Sous-chapitres
- Passage à United Press International
- UPI-Seconde banane de l’Associated Press
- Déménagement à Nashville en tant qu’avocat général adjoint d’UPI
- UPI entame sa descente vers la faillite
- Ruhe et Geissler perdent leur influence alors que l’UPI s’effondre
- L’explosion de Los Angeles
- La faillite d’UPI se déroule avec un choc
Déménagement à Nashville en tant qu’avocat général adjoint d’UPI

Vue aérienne du centre-ville de Nashville dans les années 1970
Ruhe et Geissler avaient fait de Linda Neal l’avocate générale d’UPI après l’achat de cette dernière. Ils avaient également décidé de faire des économies en déplaçant le siège de l’UPI de Manhattan à Washington, D.C., et le siège de la société des bureaux de Scripps à Cincinnati à Nashville, où Ruhe et Geissler vivaient alors.

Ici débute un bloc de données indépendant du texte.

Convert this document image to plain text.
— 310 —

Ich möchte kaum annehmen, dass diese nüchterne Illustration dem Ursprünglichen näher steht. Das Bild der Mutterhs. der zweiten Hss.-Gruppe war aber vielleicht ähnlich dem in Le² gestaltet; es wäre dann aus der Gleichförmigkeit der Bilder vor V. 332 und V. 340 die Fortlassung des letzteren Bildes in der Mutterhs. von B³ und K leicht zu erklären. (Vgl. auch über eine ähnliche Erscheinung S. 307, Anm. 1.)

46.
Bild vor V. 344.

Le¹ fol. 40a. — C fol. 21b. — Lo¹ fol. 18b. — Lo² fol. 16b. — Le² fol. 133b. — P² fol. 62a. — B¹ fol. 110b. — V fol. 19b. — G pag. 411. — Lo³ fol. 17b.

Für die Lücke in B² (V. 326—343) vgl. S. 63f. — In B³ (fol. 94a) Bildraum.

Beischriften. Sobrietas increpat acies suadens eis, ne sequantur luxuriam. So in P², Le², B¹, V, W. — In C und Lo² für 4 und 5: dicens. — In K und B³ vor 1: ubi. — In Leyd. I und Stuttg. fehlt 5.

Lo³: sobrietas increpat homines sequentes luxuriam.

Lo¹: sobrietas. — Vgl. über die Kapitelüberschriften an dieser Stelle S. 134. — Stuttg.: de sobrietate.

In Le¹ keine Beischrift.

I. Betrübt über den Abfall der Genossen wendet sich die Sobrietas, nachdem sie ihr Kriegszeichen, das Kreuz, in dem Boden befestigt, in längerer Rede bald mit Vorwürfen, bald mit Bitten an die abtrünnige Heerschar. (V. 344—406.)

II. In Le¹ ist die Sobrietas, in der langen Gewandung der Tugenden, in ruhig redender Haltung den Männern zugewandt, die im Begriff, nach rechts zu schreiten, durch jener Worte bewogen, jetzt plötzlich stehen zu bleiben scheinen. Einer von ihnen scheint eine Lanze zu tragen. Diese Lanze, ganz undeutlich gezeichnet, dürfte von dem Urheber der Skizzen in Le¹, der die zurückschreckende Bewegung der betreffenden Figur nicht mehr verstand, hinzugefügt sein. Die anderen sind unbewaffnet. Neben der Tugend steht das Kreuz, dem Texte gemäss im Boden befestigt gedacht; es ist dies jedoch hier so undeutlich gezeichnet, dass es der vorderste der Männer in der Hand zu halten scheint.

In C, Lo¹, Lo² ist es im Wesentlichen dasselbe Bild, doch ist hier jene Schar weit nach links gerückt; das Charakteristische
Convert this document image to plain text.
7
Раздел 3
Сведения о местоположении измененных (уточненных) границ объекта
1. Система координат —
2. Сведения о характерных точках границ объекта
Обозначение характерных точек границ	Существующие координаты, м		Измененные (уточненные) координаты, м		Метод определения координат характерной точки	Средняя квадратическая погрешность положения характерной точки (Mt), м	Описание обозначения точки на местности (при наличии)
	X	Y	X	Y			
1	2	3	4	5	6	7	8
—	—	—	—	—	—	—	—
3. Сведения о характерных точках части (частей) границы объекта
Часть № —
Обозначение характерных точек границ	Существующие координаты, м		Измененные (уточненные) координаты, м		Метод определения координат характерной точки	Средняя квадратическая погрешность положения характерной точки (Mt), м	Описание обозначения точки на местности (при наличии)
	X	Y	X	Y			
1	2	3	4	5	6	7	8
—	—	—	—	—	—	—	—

UPI ayant quitté le giron administratif de Scripps, la société a dû créer pour la première fois un service juridique interne autonome. Linda avait une pratique variée chez Hopkins & Sutter et n’avait aucune envie de remplir ce rôle en déménageant à Nashville. Elle s’est souvenue que je cherchais un poste de juriste d’entreprise et que j’avais déjà créé un département juridique à partir de zéro à The Bradford Exchange. Elle m’a demandé de réfléchir à la possibilité de créer le service juridique d’UPI à Nashville et d’y occuper le poste de directeur juridique adjoint de l’entreprise.
D’un point de vue positif, cela semblait être une bonne opportunité, mais d’un point de vue négatif, cela impliquait de déménager avec Cathy et notre fils de trois ans, Andy, à Nashville. Je me suis donc rendu à Nashville pour rencontrer Ruhe, Geissler et Alhauser afin d’en savoir plus sur les projets et les finances d’UPI.
J’ai rencontré Ruhe pour la première fois dans le bureau en forme de tarte de Focus Communication, situé dans l’Union Bank of Commerce, dans le centre-ville de Nashville. Ruhe était un tourbillon de paroles optimistes, qui se présentait comme un génie des affaires qui savait tout et qui voyait l’avenir. Il m’a expliqué plus d’une fois que posséder une chaîne de télévision revenait à avoir « une licence pour faire de l’argent ».
Mon dîner avec Geissler a été, d’une manière pythonesque, quelque chose d’entièrement différent. Geissler était né au Venezuela et parlait couramment l’espagnol et l’anglais. Pendant le dîner, il n’avait étrangement pas grand-chose à dire dans les deux langues sur quoi que ce soit.
Pour une raison quelconque, il est resté largement catatonique pendant tout notre repas. Linda Neal n’ayant que peu de connaissances directes sur la situation financière actuelle de l’entreprise, elle m’avait orienté vers le trésorier d’UPI, Bill Alhauser, pour qu’il me donne l’heure juste. Lors de notre rencontre, j’étais entièrement concentré sur l’état des finances d’UPI et les questions que j’ai posées à Alhauser, un homme réservé et doux, sur la situation financière de l’entreprise étaient très directes.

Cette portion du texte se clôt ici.